Ophthalmic preparations are sterile preparations that are used directly in the eye to exert therapeutic effects, mainly for the treatment of dry eye, trachoma, ocular inflammation, retinopathy, glaucoma and so on. Since ophthalmic preparations do not undergo systemic absorption and onset of action, it is difficult to evaluate the bioequivalence between generic drugs and RLDs by traditional methods, which is also the difficulty of consistency evaluation of ophthalmic preparations.
Our Services
As a professional generic drug consistency evaluation company, Alfa Chemistry focuses on providing comprehensive services to clients to ensure that generic ophthalmic drugs match RLD in terms of safety, efficacy and quality. Our services cover the entire process of RLD selection and reverse engineering, to generic drug development, stability examination, and ultimately application for market access.
Market Research
We begin with an in-depth study of the ophthalmic drug market to provide our clients with background, safety and efficacy data on the global launch of RLDs and existing generics, as well as post-market monitoring of adverse reactions.
Pharmacological Equivalence Studies
We conduct detailed pharmacological equivalence studies on the active ingredients, dosage forms, specifications, and stability of RLDs and generics to ensure that the physical and chemical properties of generics are highly consistent with those of RLDs.
Bioequivalence Studies
Methods for evaluating the bioequivalence of generic ophthalmic drugs include clinical endpoint tests, pharmacokinetic tests, pharmacokinetic tests, in vitro tests, etc.

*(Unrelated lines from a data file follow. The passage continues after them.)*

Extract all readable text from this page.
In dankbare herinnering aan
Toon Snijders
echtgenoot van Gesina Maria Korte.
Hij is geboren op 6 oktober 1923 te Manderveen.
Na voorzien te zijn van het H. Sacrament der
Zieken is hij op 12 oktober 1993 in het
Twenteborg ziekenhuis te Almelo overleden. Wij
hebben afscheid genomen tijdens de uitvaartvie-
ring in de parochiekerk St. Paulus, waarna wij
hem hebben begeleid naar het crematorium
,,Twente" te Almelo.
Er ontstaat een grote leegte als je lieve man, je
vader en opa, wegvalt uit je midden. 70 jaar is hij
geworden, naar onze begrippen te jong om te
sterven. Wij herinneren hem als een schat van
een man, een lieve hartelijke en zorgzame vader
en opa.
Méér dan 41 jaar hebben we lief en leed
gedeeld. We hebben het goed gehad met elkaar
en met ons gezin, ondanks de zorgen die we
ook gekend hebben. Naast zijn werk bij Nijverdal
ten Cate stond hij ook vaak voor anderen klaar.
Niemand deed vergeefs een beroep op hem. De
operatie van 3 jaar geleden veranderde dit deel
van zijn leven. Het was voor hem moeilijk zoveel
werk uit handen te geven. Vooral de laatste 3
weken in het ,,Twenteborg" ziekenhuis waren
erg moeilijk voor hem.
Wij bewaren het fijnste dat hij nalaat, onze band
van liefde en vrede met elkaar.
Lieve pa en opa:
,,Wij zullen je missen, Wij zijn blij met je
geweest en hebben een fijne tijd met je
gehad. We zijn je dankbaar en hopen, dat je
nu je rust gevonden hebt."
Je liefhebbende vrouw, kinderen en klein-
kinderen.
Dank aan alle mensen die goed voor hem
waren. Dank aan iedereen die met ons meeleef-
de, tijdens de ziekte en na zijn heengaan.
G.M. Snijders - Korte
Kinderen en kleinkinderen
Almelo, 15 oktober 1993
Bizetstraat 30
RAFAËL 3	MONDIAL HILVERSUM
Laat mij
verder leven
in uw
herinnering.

For true solution-type eye drops, the requirements of the US, EU, China and Japan are basically the same because there is no dissolution and release process for the drug. The in vivo bioequivalence test can be exempted when the concentration, specification, type of excipient, and dosage of excipient of the generic formulation and the RLD are the same, and the results of the comparison of physical and chemical properties meet the requirements.
We generally refer to the production and quality requirements of injectables to carry out studies on generic eye drops, focusing on physicochemical properties including pH, relative density, buffer capacity, weight molar osmolality concentration and viscosity.
- Semisolid ophthalmic formulations
Semi-solid ophthalmic formulations include ophthalmic emulsions, ointments, and gels. We adopt different requirements for formulation development, quality control and bioequivalence depending on the type of semi-solid formulation.
For ophthalmic ointments, FDA's bioequivalence guidelines are consistent with those for solution-based eye drops because they are homogeneous systems. The PMDA evaluates the bioequivalence of ophthalmic ointments generally on the basis of comparative PK and PD results in experimental model animals.
The physicochemical properties of ophthalmic ointments that we investigate include appearance, pH, rheological properties, droplet size and particle size distribution.
The FDA bioequivalence guidance for ophthalmic emulsions is generally consistent with that for solution-based eye drops. We compared generic ophthalmic emulsions to RLDs for physicochemical properties including droplet distribution, viscosity, pH, zeta potential, osmolality molar concentration, and surface tension.
Suspended eye drops include glucocorticoid medications, medications for glaucoma, and medications for high intraocular pressure. Because of the suspension-type eye drops on the ocular surface after the administration of the drug, there is still a dissolution and release process. The particle size of the drug, the dissolution rate and the type of solubilizing agent can affect the release of the drug and its clinical efficacy. Therefore, the bioequivalence evaluation of suspended eye drops needs to be analyzed individually according to the characteristics of the specific drug.
Regulatory Compliance and Documentation
We assist our clients in planning market access strategies for generic ophthalmic formulations, ensuring that all research and manufacturing processes comply with the regulatory requirements of the region in which the client operates. We prepare all documents required for drug registration and conduct pre-reviews according to the requirements of drug regulatory authorities.
Ongoing Monitoring and Support
After the successful launch, we continuously monitor the safety and efficacy of the drug and improve the product based on market feedback and regulatory requirements. In addition, we answer customers' questions about generic drugs, as well as help them solve problems encountered during the use of generic drugs.
We provide efficient, flexible and compliant solutions for the pharmacological equivalence evaluation and bioequivalence evaluation of generic ophthalmic drugs, assisting pharmaceutical companies to complete the generic drug consistency evaluation process in a shorter time.